Hello HN!
I want to share DevScreen (https://devscreen.io/). We’ve been iterating on DevScreen for a few years now with the goal of delivering an awesome interview process for both candidates and the company. We achieve this by using realistic job-based tests and allowing the candidate to use their own editor - not a whiteboard or unfamiliar online code editor.
Many of the existing products in this space just bring the same old whiteboard coding puzzles to the web, without solving the core problem: those tests are not a good indicator of performance. This is a waste of time for the candidate and a missed opportunity for the company. All it tests is the candidate’s ability to read ‘Cracking the Coding Interview’ and work well under the pressure of being watched. Neither are particularly important attributes of an engineer and result in companies often missing great candidates or hiring sub-par engineers.
Today, DevScreen supports three different test types: code reviews, bug fixes, and projects. To help prevent the challenges from being made public, we spin up a new private Github repository for each test and add the candidate. Once they’re finished, they are automatically removed from the Github repo and we review their submission (or the company reviews the submission themselves).
We have a library of tests in place for various different skillsets.
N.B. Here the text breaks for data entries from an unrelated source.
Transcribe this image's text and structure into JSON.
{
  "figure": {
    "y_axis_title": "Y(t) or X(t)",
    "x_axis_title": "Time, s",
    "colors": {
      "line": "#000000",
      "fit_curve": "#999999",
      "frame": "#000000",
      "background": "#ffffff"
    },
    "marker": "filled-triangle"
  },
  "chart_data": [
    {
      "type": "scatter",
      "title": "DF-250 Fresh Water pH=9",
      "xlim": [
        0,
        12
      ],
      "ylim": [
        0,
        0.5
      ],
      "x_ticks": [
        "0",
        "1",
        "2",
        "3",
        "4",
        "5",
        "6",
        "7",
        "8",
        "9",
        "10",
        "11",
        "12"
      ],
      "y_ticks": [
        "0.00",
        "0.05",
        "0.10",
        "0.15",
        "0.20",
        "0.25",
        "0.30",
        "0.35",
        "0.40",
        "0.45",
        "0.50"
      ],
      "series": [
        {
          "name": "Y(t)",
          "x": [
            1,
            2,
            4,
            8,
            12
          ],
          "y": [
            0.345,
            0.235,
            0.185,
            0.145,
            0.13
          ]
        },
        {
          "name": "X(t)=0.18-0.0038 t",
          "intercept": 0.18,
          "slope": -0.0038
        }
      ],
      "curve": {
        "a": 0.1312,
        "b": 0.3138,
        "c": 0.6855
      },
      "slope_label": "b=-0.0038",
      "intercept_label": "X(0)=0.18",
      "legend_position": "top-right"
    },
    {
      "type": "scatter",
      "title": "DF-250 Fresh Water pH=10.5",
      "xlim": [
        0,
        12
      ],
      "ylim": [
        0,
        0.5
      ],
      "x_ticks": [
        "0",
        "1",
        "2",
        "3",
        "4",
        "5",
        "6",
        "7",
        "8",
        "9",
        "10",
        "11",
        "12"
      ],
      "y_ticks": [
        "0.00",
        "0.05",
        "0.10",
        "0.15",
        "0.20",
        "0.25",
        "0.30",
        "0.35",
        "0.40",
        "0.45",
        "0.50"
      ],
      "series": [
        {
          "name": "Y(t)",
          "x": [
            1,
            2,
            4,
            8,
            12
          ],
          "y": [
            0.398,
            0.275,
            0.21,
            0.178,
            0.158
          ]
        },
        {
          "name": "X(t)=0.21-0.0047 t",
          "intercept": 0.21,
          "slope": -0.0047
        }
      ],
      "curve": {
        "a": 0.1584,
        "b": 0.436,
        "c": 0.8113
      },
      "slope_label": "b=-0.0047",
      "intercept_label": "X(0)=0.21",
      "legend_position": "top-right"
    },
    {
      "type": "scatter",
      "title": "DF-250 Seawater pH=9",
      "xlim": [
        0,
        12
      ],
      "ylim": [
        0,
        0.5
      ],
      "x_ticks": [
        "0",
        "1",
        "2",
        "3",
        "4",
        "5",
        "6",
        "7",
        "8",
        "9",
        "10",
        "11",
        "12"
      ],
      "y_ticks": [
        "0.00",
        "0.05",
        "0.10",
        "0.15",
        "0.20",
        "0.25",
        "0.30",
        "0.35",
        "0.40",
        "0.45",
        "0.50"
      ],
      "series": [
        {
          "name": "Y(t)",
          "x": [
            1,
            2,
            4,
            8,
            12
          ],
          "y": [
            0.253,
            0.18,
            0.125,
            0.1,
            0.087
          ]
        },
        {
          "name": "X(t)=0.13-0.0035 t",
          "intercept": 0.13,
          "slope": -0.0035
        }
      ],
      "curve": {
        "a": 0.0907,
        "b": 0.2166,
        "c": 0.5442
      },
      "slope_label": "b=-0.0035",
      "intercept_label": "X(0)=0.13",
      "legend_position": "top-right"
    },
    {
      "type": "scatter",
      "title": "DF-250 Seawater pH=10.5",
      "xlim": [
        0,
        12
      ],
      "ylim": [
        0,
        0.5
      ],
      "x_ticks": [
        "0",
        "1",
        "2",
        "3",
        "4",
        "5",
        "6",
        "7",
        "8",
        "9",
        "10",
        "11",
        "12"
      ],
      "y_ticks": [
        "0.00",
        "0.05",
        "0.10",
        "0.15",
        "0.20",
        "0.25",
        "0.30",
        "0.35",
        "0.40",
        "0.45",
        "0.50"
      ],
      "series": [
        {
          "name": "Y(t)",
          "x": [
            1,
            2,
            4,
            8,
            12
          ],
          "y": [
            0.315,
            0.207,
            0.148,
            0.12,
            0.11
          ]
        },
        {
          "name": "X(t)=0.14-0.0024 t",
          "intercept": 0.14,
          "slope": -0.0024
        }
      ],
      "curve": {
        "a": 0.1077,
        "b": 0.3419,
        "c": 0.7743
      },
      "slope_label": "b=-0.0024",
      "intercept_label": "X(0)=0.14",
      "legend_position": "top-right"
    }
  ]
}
There are short, open-ended tests that can be done in any language or framework, and there are very specific tests that assess a candidate’s abilities in, say, React and TypeScript only. We lean towards open-ended tests ourselves, but we’ve found that companies who are hiring contractors like to test very specific skills only.
There’s a demo video on the homepage, but if there are any parts you want to see that aren’t included in the demo just let me know here or email darragh[at]devscreen.io and I’d be happy to answer any questions or go more in-depth on the product. This is our second “show HN” and we’ve iterated on the product a lot based the feedback we received last year, culminating in this version 2.0.
Please check it out and let us know your thoughts!
- We have a team that can assess submissions now to save companies time.
- We published our assessment rubrics for each test so companies can use this to save time, if they wish to assess submissions on their own.
- We've added a whole lot of new tests. Some can be done in any language, some are more specific (rust, react, C#, Java, etc.).
- Add an activity log to give reviewers an insight into the timeline a candidate followed for their interview.
One part of this that we've yet to truly crack is pricing; in the background we're offering various different pricing models that each work well for certain companies but haven't found a one-size fits all yet.